The Carleton Art History Graduate Students' Society (AHGSS) is pleased to present "Beyond Compare: Rethinking Comparative Frameworks in Art History," a conference to be hosted at Carleton University on March 13th and 14th, 2020, located on unceded Algonquin Anishinaabe territory (Ottawa, Ontario).

The discipline of art history was originally built on a foundation of Eurocentrism; that is, a binary framework consisting of a European centre and so-called "non-Western" peripheries. This foundation has given rise to a network of subsequent methodological approaches and comparative modes of discourse, many of which perpetuate this Eurocentric narrative and the hierarchical power structures that come with it. As the discipline evolves to disrupt the centre-periphery model, it is necessary to rethink the manner in which we utilize comparison as a tool in scholarship. Comparison, as it has historically been practised, inevitably connotes an unequal juxtaposition, in which one subject is held up as the model against which a second subject is compared.
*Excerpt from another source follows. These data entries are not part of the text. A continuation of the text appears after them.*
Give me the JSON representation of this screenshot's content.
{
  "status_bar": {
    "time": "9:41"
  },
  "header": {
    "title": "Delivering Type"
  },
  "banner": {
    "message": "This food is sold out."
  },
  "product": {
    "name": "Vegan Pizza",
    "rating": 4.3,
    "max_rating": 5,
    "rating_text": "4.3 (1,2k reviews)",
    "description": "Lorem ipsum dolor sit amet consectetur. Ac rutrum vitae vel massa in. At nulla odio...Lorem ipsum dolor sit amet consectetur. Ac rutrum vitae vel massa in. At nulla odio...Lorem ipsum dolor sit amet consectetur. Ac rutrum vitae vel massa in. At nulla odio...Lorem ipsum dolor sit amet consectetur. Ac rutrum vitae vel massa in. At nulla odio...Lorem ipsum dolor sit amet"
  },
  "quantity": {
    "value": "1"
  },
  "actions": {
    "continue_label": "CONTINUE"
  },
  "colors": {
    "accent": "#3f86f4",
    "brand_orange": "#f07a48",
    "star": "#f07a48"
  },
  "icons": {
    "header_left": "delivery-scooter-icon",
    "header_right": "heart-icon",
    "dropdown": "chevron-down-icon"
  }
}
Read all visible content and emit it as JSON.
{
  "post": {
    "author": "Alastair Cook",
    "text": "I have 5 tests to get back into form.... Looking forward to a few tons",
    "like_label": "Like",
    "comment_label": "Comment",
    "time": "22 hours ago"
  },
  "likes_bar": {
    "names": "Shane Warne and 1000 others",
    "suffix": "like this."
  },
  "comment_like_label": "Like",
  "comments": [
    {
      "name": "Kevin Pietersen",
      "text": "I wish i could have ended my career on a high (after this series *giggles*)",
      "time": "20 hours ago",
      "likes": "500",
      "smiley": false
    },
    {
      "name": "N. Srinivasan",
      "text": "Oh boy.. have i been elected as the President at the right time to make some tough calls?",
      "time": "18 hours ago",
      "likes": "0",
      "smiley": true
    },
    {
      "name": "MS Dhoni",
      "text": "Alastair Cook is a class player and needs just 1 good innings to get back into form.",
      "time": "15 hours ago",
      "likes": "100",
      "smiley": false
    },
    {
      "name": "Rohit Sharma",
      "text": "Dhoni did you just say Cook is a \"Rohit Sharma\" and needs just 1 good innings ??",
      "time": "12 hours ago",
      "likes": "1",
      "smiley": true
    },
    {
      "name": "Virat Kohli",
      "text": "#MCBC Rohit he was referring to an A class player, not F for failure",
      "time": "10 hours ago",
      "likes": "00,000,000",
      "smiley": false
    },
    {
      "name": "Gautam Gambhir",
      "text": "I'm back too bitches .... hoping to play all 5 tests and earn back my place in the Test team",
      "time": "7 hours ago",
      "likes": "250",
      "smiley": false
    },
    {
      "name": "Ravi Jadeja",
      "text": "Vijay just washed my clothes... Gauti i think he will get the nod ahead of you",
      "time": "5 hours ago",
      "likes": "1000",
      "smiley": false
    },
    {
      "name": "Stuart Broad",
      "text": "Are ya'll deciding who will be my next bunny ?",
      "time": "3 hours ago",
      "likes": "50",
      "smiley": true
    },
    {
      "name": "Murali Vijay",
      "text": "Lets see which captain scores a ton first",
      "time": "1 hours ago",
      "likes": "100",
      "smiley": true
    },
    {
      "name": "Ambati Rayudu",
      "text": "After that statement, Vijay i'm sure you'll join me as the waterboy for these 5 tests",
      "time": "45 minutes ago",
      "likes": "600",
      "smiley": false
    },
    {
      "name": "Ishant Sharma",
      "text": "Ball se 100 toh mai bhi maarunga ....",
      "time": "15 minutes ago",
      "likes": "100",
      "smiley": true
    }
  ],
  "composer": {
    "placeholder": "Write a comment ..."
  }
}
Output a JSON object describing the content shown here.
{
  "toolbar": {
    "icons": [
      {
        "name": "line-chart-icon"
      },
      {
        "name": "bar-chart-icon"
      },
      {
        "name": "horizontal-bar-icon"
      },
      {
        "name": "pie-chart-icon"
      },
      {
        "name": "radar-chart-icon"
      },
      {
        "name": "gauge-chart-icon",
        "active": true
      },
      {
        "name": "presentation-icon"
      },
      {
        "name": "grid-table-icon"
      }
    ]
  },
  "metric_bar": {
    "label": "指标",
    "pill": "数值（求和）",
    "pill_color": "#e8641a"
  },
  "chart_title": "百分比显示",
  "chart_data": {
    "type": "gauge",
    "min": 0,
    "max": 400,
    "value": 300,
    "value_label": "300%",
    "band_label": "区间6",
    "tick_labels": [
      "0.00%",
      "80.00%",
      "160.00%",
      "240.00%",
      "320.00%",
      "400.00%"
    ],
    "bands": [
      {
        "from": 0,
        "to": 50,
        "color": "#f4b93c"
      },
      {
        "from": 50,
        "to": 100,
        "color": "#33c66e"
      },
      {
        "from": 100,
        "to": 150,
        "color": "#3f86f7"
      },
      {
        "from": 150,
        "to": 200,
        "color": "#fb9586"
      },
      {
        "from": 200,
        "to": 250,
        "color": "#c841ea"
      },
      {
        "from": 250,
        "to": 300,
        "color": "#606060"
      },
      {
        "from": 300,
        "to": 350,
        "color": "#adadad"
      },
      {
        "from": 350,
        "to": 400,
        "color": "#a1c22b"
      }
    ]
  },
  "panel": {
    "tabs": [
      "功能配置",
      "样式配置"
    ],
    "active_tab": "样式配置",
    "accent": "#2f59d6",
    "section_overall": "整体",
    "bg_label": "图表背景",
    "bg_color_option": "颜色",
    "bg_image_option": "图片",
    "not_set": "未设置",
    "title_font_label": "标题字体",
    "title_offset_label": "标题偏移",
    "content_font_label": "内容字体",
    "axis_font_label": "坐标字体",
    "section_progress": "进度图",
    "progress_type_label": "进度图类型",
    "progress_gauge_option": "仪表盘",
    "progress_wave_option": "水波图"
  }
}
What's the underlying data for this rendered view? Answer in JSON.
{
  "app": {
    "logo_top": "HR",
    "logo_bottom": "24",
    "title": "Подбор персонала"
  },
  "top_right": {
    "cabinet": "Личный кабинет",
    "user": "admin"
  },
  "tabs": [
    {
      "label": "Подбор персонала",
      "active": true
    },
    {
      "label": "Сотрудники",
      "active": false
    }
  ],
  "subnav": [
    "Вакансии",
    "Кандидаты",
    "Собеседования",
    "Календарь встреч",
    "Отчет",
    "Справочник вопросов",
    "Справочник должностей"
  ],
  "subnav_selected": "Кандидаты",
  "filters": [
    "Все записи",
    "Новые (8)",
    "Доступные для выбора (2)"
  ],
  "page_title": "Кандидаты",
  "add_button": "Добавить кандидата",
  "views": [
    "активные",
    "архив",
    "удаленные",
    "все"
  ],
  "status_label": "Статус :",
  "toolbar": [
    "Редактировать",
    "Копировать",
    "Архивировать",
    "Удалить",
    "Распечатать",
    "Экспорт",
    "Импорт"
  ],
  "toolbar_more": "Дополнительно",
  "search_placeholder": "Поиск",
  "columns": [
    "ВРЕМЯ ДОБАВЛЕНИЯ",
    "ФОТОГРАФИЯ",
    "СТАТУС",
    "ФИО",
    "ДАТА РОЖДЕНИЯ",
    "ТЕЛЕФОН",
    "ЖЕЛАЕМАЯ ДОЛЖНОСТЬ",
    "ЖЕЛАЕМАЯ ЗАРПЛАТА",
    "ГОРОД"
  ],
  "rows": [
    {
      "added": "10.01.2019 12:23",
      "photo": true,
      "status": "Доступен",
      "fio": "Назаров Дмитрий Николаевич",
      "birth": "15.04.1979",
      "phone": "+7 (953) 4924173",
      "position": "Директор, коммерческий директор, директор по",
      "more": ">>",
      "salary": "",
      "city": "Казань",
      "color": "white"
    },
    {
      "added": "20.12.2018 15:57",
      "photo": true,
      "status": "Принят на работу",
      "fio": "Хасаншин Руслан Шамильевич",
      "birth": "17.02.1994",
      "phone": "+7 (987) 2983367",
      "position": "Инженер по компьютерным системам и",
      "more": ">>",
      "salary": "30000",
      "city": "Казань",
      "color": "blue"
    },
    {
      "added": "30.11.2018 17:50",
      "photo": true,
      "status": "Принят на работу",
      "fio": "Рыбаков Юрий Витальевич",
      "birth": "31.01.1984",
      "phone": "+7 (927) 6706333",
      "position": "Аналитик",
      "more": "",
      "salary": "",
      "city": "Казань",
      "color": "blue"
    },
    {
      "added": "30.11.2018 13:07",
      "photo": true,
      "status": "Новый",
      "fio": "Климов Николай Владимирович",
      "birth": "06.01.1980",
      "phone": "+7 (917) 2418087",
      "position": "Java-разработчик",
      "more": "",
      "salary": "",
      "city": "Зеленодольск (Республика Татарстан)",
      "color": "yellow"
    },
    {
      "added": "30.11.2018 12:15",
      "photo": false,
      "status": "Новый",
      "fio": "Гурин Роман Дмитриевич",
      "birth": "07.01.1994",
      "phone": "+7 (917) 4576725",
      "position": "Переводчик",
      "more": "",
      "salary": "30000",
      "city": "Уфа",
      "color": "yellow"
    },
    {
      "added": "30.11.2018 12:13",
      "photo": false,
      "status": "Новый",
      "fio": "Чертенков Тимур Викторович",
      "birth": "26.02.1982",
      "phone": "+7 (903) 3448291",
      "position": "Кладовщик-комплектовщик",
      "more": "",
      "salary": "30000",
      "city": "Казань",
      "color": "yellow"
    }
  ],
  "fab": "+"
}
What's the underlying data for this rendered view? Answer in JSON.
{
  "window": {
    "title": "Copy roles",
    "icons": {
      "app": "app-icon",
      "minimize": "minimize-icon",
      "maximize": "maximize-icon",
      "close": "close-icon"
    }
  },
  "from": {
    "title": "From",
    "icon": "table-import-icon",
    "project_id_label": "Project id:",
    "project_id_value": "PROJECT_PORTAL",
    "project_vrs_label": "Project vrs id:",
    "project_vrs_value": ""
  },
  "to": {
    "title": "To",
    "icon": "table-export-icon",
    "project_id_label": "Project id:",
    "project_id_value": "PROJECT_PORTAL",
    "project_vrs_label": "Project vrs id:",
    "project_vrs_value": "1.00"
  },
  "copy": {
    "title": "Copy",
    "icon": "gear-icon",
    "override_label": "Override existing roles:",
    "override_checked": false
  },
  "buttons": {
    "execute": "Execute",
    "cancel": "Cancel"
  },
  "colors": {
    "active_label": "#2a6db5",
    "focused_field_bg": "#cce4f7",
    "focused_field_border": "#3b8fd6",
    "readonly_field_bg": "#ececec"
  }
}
In art history specifically, comparison has also tended to assume a degree of universal commensurability, which results in two things being compared according to a set of "Western" formalist standards, obscuring nuance and shunting marginalized narratives further to the periphery in the process. While intrinsically tethered to colonial narratives, these kinds of comparative frameworks extend to other areas of the field as well, including issues of gender, class, and ideology.

How can we use comparison in art history in a way that not only avoids these pitfalls but actively subverts the centre-periphery model? With this in mind, the AHGSS's conference committee invites paper proposals that challenge, in methodology and/or subject, traditional approaches to comparison and the limiting binaries they can present. We encourage submissions on topics relating to art, architecture, history, film, music, and beyond, addressing themes including but not limited to:

  • Comparison in a transnational and transcultural context
  • Cultural borrowing and appropriation
  • Orientalism and primitivism
  • Global art history
  • Decolonization
  • Postcolonial theory
  • Intersectionality
  • Incommensurability (of aesthetics, language, etc.)

Proposals must be sent to [email protected] by December 1. In the body of your email, please include your name, institutional affiliation, and a short biography (100 words or less) or CV. Please attach your abstract (300 words or less) with a paper title, and a short list of keywords, as a PDF file. Papers will be selected through a blind jury process. They must be original and previously unpublished. Presentations will be 15 to 20 minutes in length followed by a panel Q & A session. The keynote lecture (TBA) and social will be held on Friday evening at the Carleton Dominion Chalmers Centre, while paper presentations will take place on Saturday in the same location. Selected speakers will be notified by December 16.